Anica acompanhou nossa família até a praia, mas declinou o convite para cair n'água. Sentou-se muito circunspecta sob um guarda-sol, um livro nas mãos.

- Quem vem de saia longa e blusa de mangas compridas para a praia? - Ironizou Carla, depois que emergimos das ondas após um mergulho.

- Anica tem um problema, Carla. Não usa essas roupas por modéstia ou fanatismo religioso.

- Que tipo de problema? - Quis saber Carla, enquanto nos estendíamos numa esteira de praia sob o sol.

- Queimaduras. Anica escapou de morrer num incêndio quando era adolescente... esconde as marcas o mais que pode.

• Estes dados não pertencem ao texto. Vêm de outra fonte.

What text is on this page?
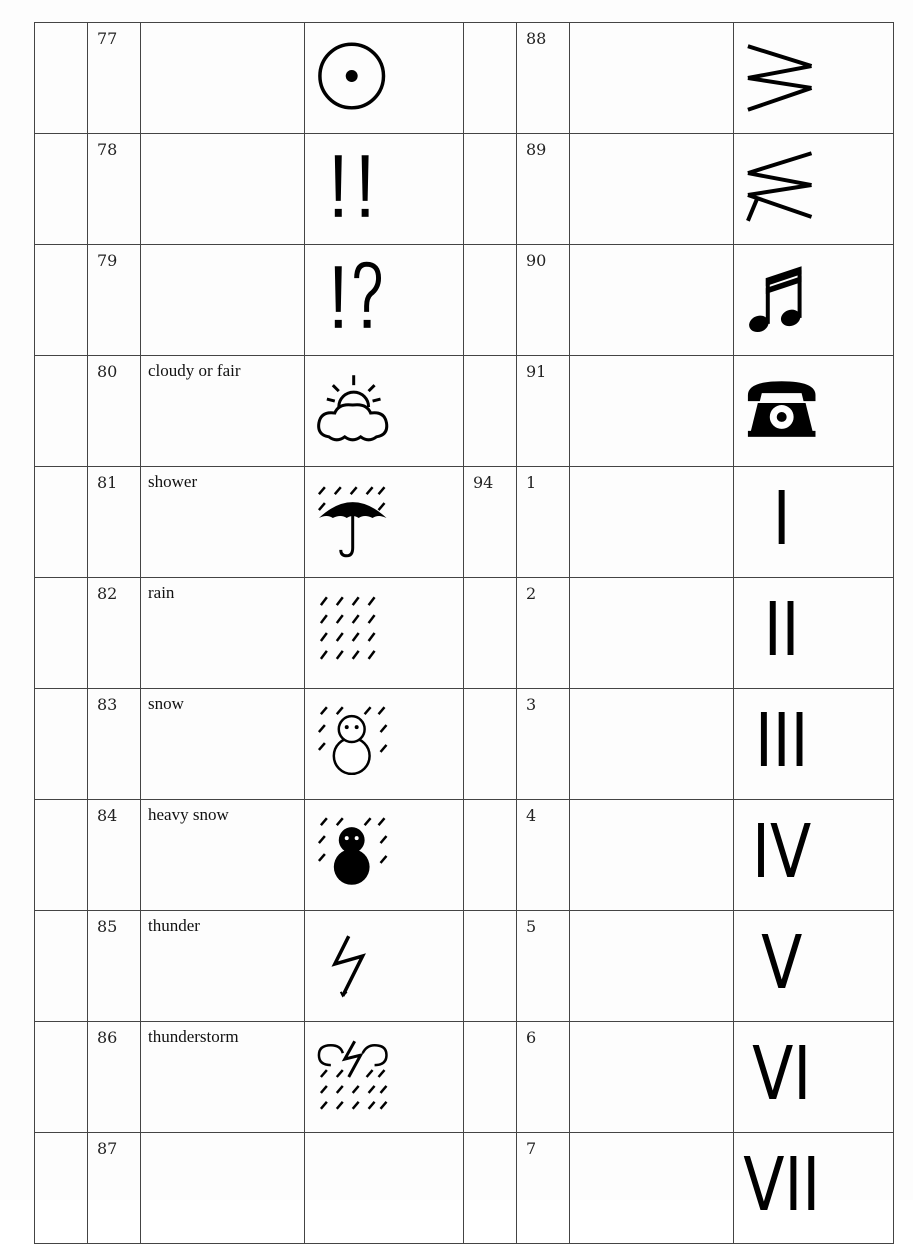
	77				88		

	78				89		

	79				90		

	80	cloudy or fair			91		

	81	shower		94	1		I

	82	rain			2		II

	83	snow			3		III

	84	heavy snow			4		IV

	85	thunder			5		V

	86	thunderstorm			6		VI

	87				7		VII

- Que história terrível - Carla lançou um olhar de pena para Anica, que parecia entretida com o livro e estava longe demais para ouvir nossa conversa. - E os pais dela?

- Já morreram, mas não sei se foi nesse incêndio - desconversei.

Na verdade, eu bem o sabia, os pais de Anica não haviam morrido em nenhum incêndio, mas de velhice. E as marcas de queimaduras que ela tinha por todo o corpo, não haviam sido provocados por nenhum incêndio, mas no dia em que ela fora amarrada numa estaca e condenada a morrer na fogueira como bruxa, séculos atrás.

Felizmente para ela, a minha cerimônia de invocação a trouxera para o presente antes que os danos fossem irreversíveis. E para horror dos que a haviam condenado à morte, eu a substituíra na estaca por um demônio. Que como todos devem saber, são imunes ao fogo...

- [19-04-2022]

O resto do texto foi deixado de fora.